G 血液

骨髄増殖性腫瘍【まとめ】

Contents
  • 骨髄増殖性腫瘍
    ・概略
    ・慢性骨髄性白血病(CML)
    ・真性赤血球増加症(PV)
    ・本態性血小板血症(ET)
    ・原発性骨髄線維症(PMF)
  • まとめ

骨髄増殖性腫瘍

概略

骨髄増殖性腫瘍(myeloproliferative neoplasms; MPN)は、造血幹細胞レベルでの腫瘍化によって、骨髄系細胞(顆粒球、赤芽球、巨核球)の著しい増殖をきたす疾患です。

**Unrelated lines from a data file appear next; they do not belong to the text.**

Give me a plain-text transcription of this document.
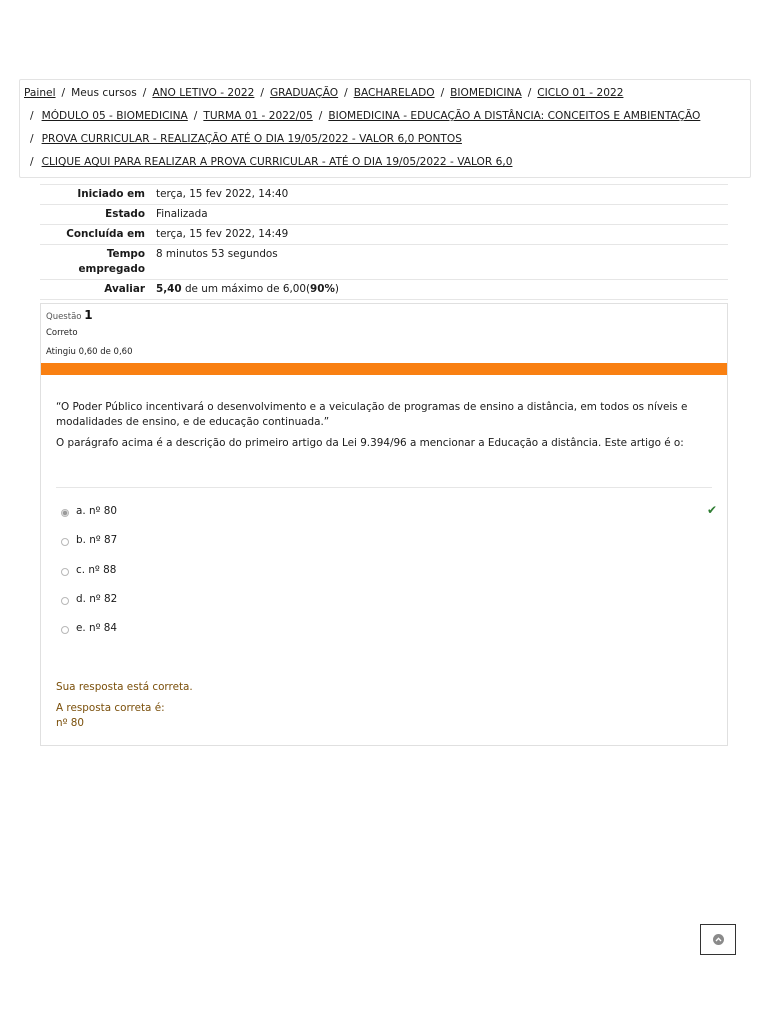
Painel / Meus cursos / ANO LETIVO - 2022 / GRADUAÇÃO / BACHARELADO / BIOMEDICINA / CICLO 01 - 2022
/ MÓDULO 05 - BIOMEDICINA / TURMA 01 - 2022/05 / BIOMEDICINA - EDUCAÇÃO A DISTÂNCIA: CONCEITOS E AMBIENTAÇÃO
/ PROVA CURRICULAR - REALIZAÇÃO ATÉ O DIA 19/05/2022 - VALOR 6,0 PONTOS
/ CLIQUE AQUI PARA REALIZAR A PROVA CURRICULAR - ATÉ O DIA 19/05/2022 - VALOR 6,0
Iniciado em	terça, 15 fev 2022, 14:40
Estado	Finalizada
Concluída em	terça, 15 fev 2022, 14:49
Tempo
empregado	8 minutos 53 segundos
Avaliar	5,40 de um máximo de 6,00(90%)
Questão 1
Correto
Atingiu 0,60 de 0,60

“O Poder Público incentivará o desenvolvimento e a veiculação de programas de ensino a distância, em todos os níveis e modalidades de ensino, e de educação continuada.”

O parágrafo acima é a descrição do primeiro artigo da Lei 9.394/96 a mencionar a Educação a distância. Este artigo é o:

a. nº 80	✔
b. nº 87
c. nº 88
d. nº 82
e. nº 84
Sua resposta está correta.
A resposta correta é:
nº 80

古典的MPNとして次の4つがあります。

古典的MPN

  • 慢性骨髄性白血病(CML)
  • 真性赤血球増加症(PV)
  • 本態性血小板血症(ET)
  • 原発性骨髄線維症(PMF)

臨床症状(倦怠感、掻痒、盗汗、体重減少などの消耗性症状)や検査所見に共通点も多いのですが、違いに着目してきっちり整理しておきましょう。

なまっぺ

ちなみに、WHO分類(2008年)で骨髄増殖性疾患から、骨髄増殖性腫瘍に名前が改められたお。新しい名前の方が病態を反映してて良い名前だね。

慢性骨髄性白血病(CML)

CMLは、Ph染色体(t(9:22))のBCR/ABL融合遺伝子が原因です。造血幹細胞の異常増殖によって、末梢血には様々な種類の芽球が出現します。特に白血球の著増(→巨大脾腫)が特徴です。また、血小板も増加します。一方で、NAPスコアは低下するので注意です。

なお、予後決定因子として、年齢, 脾腫サイズ, 血小板数, 末梢血芽球数(%)の4因子が用いられています(Sokalスコア)。

治療は、BCR/ABLを標的とした分子標的薬(イマチニブ)や同種造血幹細胞移植です。